Sąsiadka Słońca
Proxima Centauri to czerwony karzeł, który jest oddalony od Ziemi o około 4,2 lata świetlne, jednocześnie gwiazda najbliższa Słońcu. Zgodnie z obecnym stanem wiedzy, najpewniej krążą wokół niego dwie planety, z których jedna – Proxima Centauri b – znajduje się w tak zwanej ekosferze gwiazdy.
Ekosfera to inaczej obszar zamieszkiwalny – taka odległość od gwiazdy, w obrębie której na wszystkich znajdujących się planetach mogą panować warunki fizyczne i chemiczne umożliwiające powstanie, utrzymanie i rozwój organizmów żywych. Niestety, mimo że Proxima Centauri b leży w ekosferze, poszukiwanie na jej powierzchni życia może wysiłkiem idącym na marne.

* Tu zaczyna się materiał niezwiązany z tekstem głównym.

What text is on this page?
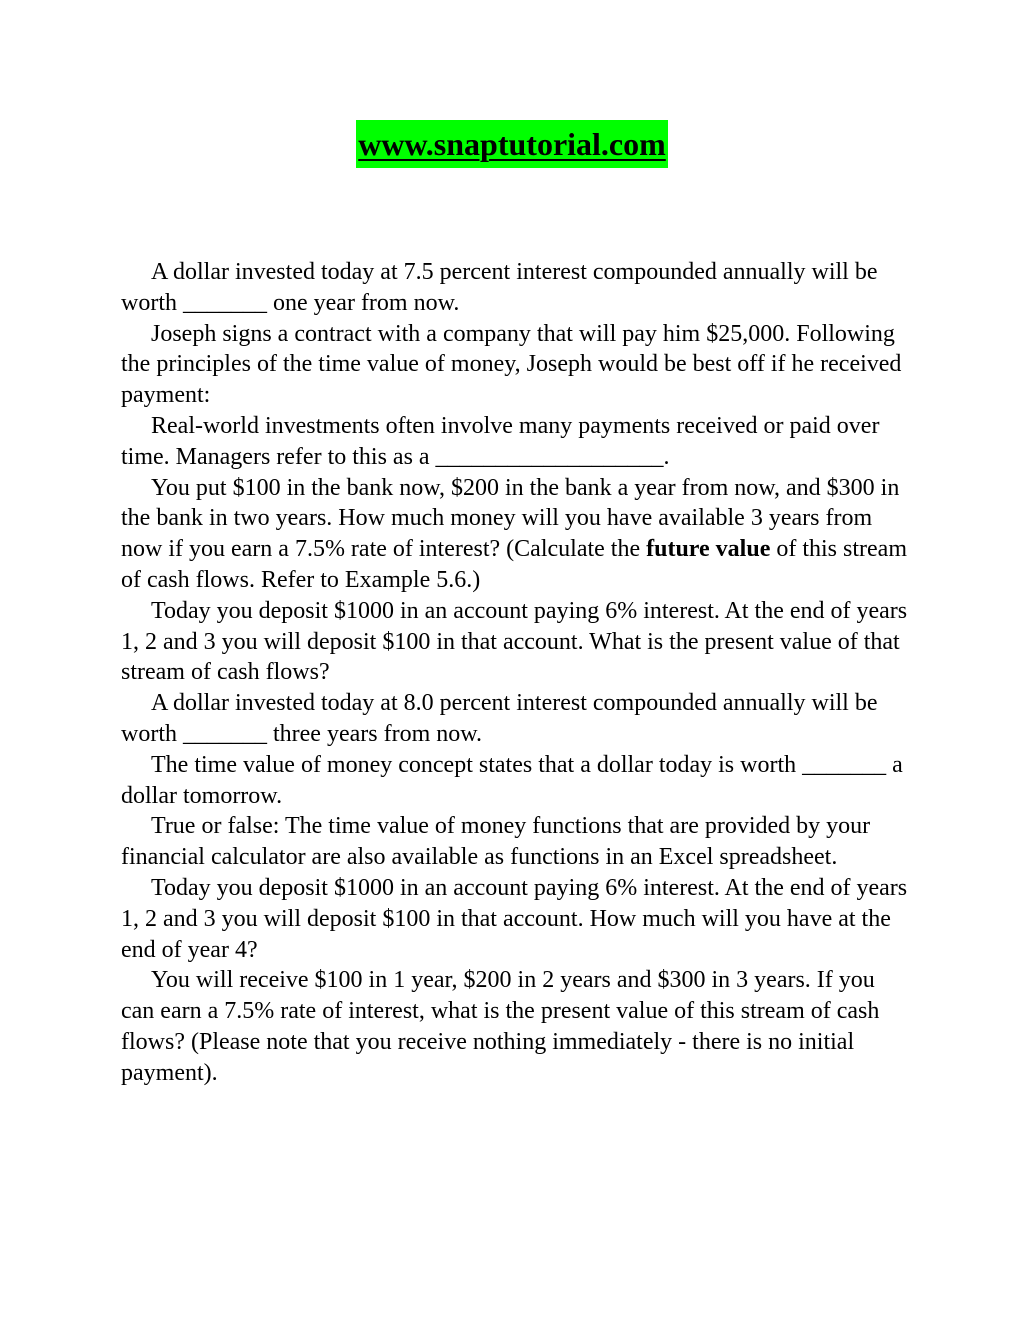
www.snaptutorial.com

A dollar invested today at 7.5 percent interest compounded annually will be worth _______ one year from now.

Joseph signs a contract with a company that will pay him $25,000. Following the principles of the time value of money, Joseph would be best off if he received payment:

Real-world investments often involve many payments received or paid over time. Managers refer to this as a ___________________.

You put $100 in the bank now, $200 in the bank a year from now, and $300 in the bank in two years. How much money will you have available 3 years from now if you earn a 7.5% rate of interest? (Calculate the future value of this stream of cash flows. Refer to Example 5.6.)

Today you deposit $1000 in an account paying 6% interest. At the end of years 1, 2 and 3 you will deposit $100 in that account. What is the present value of that stream of cash flows?

A dollar invested today at 8.0 percent interest compounded annually will be worth _______ three years from now.

The time value of money concept states that a dollar today is worth _______ a dollar tomorrow.

True or false: The time value of money functions that are provided by your financial calculator are also available as functions in an Excel spreadsheet.

Today you deposit $1000 in an account paying 6% interest. At the end of years 1, 2 and 3 you will deposit $100 in that account. How much will you have at the end of year 4?

You will receive $100 in 1 year, $200 in 2 years and $300 in 3 years. If you can earn a 7.5% rate of interest, what is the present value of this stream of cash flows? (Please note that you receive nothing immediately - there is no initial payment).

W nowym artykule opublikowanym w The Conversation badacze Andrew Zic oraz Tara Murphy poruszyli kwestię tego, dlaczego szanse na występowanie życia w układzie Proxima Centauri są niewielkie. Ich obawy bazują przede wszystkim na charakterze gwiazdy układu. Ten czerwony karzeł ma, cóż, ostry charakter – regularnie emituje on bowiem gwałtowne i potężne rozbłyski osiągające rozmiary samej gwiazdy i temperaturę 27 milionów Kelvinów – wystarczające by emitować promieniowanie rentgenowskie.
Ekstremalne warunki pogodowe
Proxima Centauri b leży dokładnie w samym środku ekosfery swojej gwiazdy. Niestety, jako że mowa o gwieździe bardzo małej i znacznie mniej jasnej niż Słońce, ta ekosfera, wraz z planetą, znajdują się bardzo blisko jej powierzchni. W związku z tym Proxima Centauri b jest wyjątkowo mocno narażona na ekstremalne warunki pogodowe stwarzane przez czerwonego karła. Mowa rzecz jasna o pogodzie kosmicznej, którą tworzą takie zjawiska jak wspomniane rozbłyski, czy też koronalne wyrzuty masy, i nie tylko.
Każda gwiazda w mniejszym lub mniejszym stopniu wpływa na pogodę kosmiczną w swoim otoczeniu. Słońce jest dla nas dość łagodne. Silne podmuchy wiatru słonecznego docierają do Ziemi dosyć rzadko i podczas gdy potrafią wpływać na sieci elektryczne, te nie byłyby w stanie doprowadzić do zagłady ludzkości.
Koronalne wyrzuty masy, których źródłem było Słońce. | Źródło: ESA/NASA/SOHO
Proxima Centauri b ma znacznie mniej szczęścia niż my. Jeśli ta nie zdołała wykształcić odpowiednio grubej atmosfery i silnego pola magnetycznego, rozbłyski i koronalne wyrzuty masy, których źródłem jest czerwony karzeł, bombardują ją potężnym promieniowaniem. Promieniowanie to mogło zabić jakikolwiek organizm żywy, który zaczał powstawać na jej powierzchni.
Czy na Proxima Centauri b wciąż może istnieć życie? Tak, taka możliwość istnieje. Niemniej, im więcej astronomowie dowiadują się o tym, z czym planeta musi się zmagać, tym mniej w nią wierzą.